The irony is that our pain and our sense of failure, when entrusted to God, face to face, as the One with whom we ultimately are dealing with, over time builds the relationship of security and confidence with God we have wanted all along. The encouraging news is that God wants that even more than we do and has made a provision for us to receive it. Facing the unholy things that drive us (wrestling if you like) face to face with the Lord, is a primary way that He transforms us from glory to glory.
I am not saying that award bibles, titles and offices are always wrong but they can be if we haven’t been moving through our painful core issues face to face with God, move by move, as did Jacob and David and most (if not all) saints who have come to know God well. Our pain is not evidence of His absence as we wrongly perceive. Our pain is crucial to our growing intimacy with God. Our pain often is indication where lies have become embedded in our lives. Our pain can become our place of encounter with Him, the One who is well aquatinted with pain and sorrow. It is our destiny to tell our story of how he transformed us from glory to glory; our own personal discovery of how He was is in the midst of our darkness with us and led us out into the marvelous light of His Truth.
While it is natural to flee the thing that brings us pain, we must do something counterintuitive. We must hold onto God by letting go. We must intentionally entrust all that we are, however bad we think that may be, to God. Those who follow this course ultimately have a story to tell of the goodness of God in the presence of their dire circumstances within and without. These saints can look backward and see the good and strong hand of God taking the worst things of their lives and building things that will last for eternity, all born out of intimate relationship with Him.
So, the seeking is in the resting. Over time, just living out our lives, especially in those times where we are wrestling, our hearts gradually prove, through our life experience with God, that He is patient, powerful, loving, kind and altogether trustworthy. Again, the irony; the heart would have never gained this eternal revelation without those trials. Whether the trial is a “test” or an “attack”, I don’t think it matters. If we process life, and all it brings us, face to face with God, finding His provision, we will have a story as an overcomer. Our testimony will bare light and enemy strongholds will be exposed and conquered. His kingdom will have come and His will will have been done.

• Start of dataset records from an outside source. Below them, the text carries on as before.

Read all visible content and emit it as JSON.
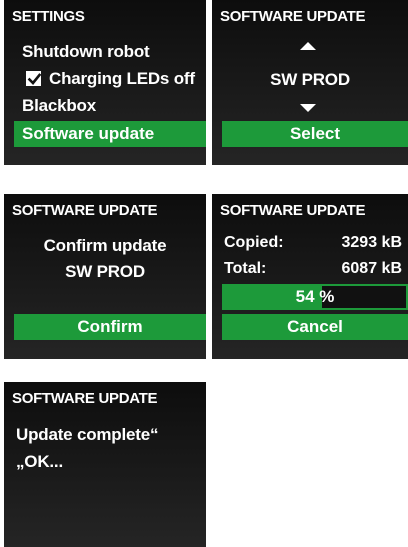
{
  "screens": {
    "settings": {
      "title": "SETTINGS",
      "items": [
        {
          "label": "Shutdown robot"
        },
        {
          "label": "Charging LEDs off",
          "checked": true
        },
        {
          "label": "Blackbox"
        },
        {
          "label": "Software update",
          "selected": true
        }
      ]
    },
    "update_select": {
      "title": "SOFTWARE UPDATE",
      "option": "SW PROD",
      "select_label": "Select",
      "up_icon": "triangle-up-icon",
      "down_icon": "triangle-down-icon"
    },
    "confirm": {
      "title": "SOFTWARE UPDATE",
      "line1": "Confirm update",
      "line2": "SW PROD",
      "confirm_label": "Confirm"
    },
    "progress": {
      "title": "SOFTWARE UPDATE",
      "copied_label": "Copied:",
      "copied_value": "3293 kB",
      "total_label": "Total:",
      "total_value": "6087 kB",
      "percent_number": "54",
      "percent_sign": "%",
      "percent_value": 54,
      "cancel_label": "Cancel"
    },
    "complete": {
      "title": "SOFTWARE UPDATE",
      "line1": "Update complete“",
      "line2": "„OK..."
    }
  },
  "colors": {
    "accent": "#1d9a3a",
    "screen_bg": "#111111",
    "text": "#ffffff"
  }
}
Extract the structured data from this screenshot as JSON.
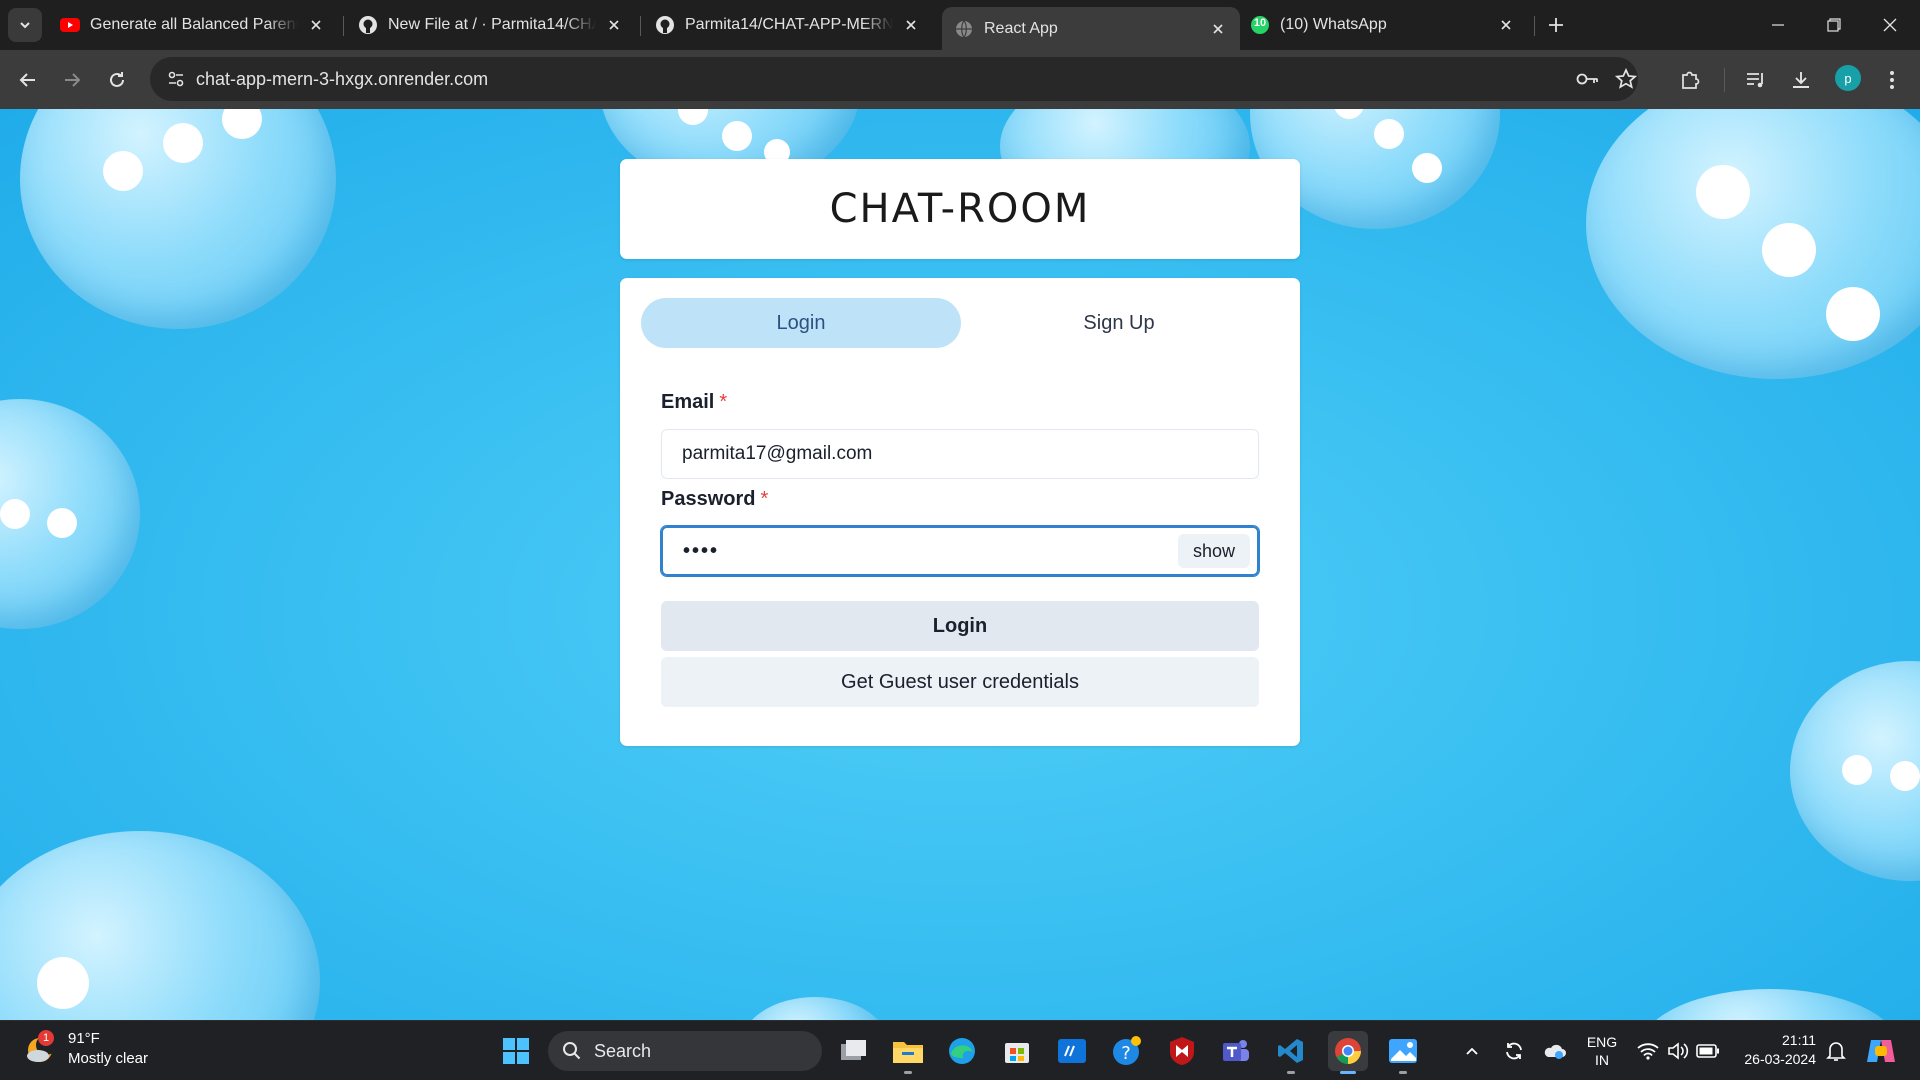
{
  "browser": {
    "tabs": [
      {
        "title": "Generate all Balanced Parenthe",
        "icon": "youtube-icon",
        "active": false
      },
      {
        "title": "New File at / · Parmita14/CHAT",
        "icon": "github-icon",
        "active": false
      },
      {
        "title": "Parmita14/CHAT-APP-MERN: Cl",
        "icon": "github-icon",
        "active": false
      },
      {
        "title": "React App",
        "icon": "globe-icon",
        "active": true
      },
      {
        "title": "(10) WhatsApp",
        "icon": "whatsapp-icon",
        "active": false
      }
    ],
    "whatsapp_badge": "10",
    "url": "chat-app-mern-3-hxgx.onrender.com",
    "profile_initial": "p"
  },
  "app": {
    "title": "CHAT-ROOM",
    "tabs": {
      "login": "Login",
      "signup": "Sign Up"
    },
    "email": {
      "label": "Email",
      "required_mark": "*",
      "value": "parmita17@gmail.com"
    },
    "password": {
      "label": "Password",
      "required_mark": "*",
      "value_masked": "••••",
      "show_label": "show"
    },
    "login_button": "Login",
    "guest_button": "Get Guest user credentials"
  },
  "taskbar": {
    "weather": {
      "temp": "91°F",
      "condition": "Mostly clear",
      "badge": "1"
    },
    "search_placeholder": "Search",
    "language": {
      "line1": "ENG",
      "line2": "IN"
    },
    "clock": {
      "time": "21:11",
      "date": "26-03-2024"
    }
  },
  "colors": {
    "page_bg": "#2fb6ee",
    "tab_selected_bg": "#bee3f8",
    "required": "#e53e3e",
    "focus": "#3182ce"
  }
}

Father, thank you that today is the day of salvation. Help us to receive Your love right now, not at some future date when we think we will be more worthy of it. In the give and take of our lives help us to lay hold of that for which You laid hold of us. Help us to even now embrace You in the midst of our circumstances. Grant us Your eternal perspective on our brokenness that we may press on to know You and to make You known. Amen.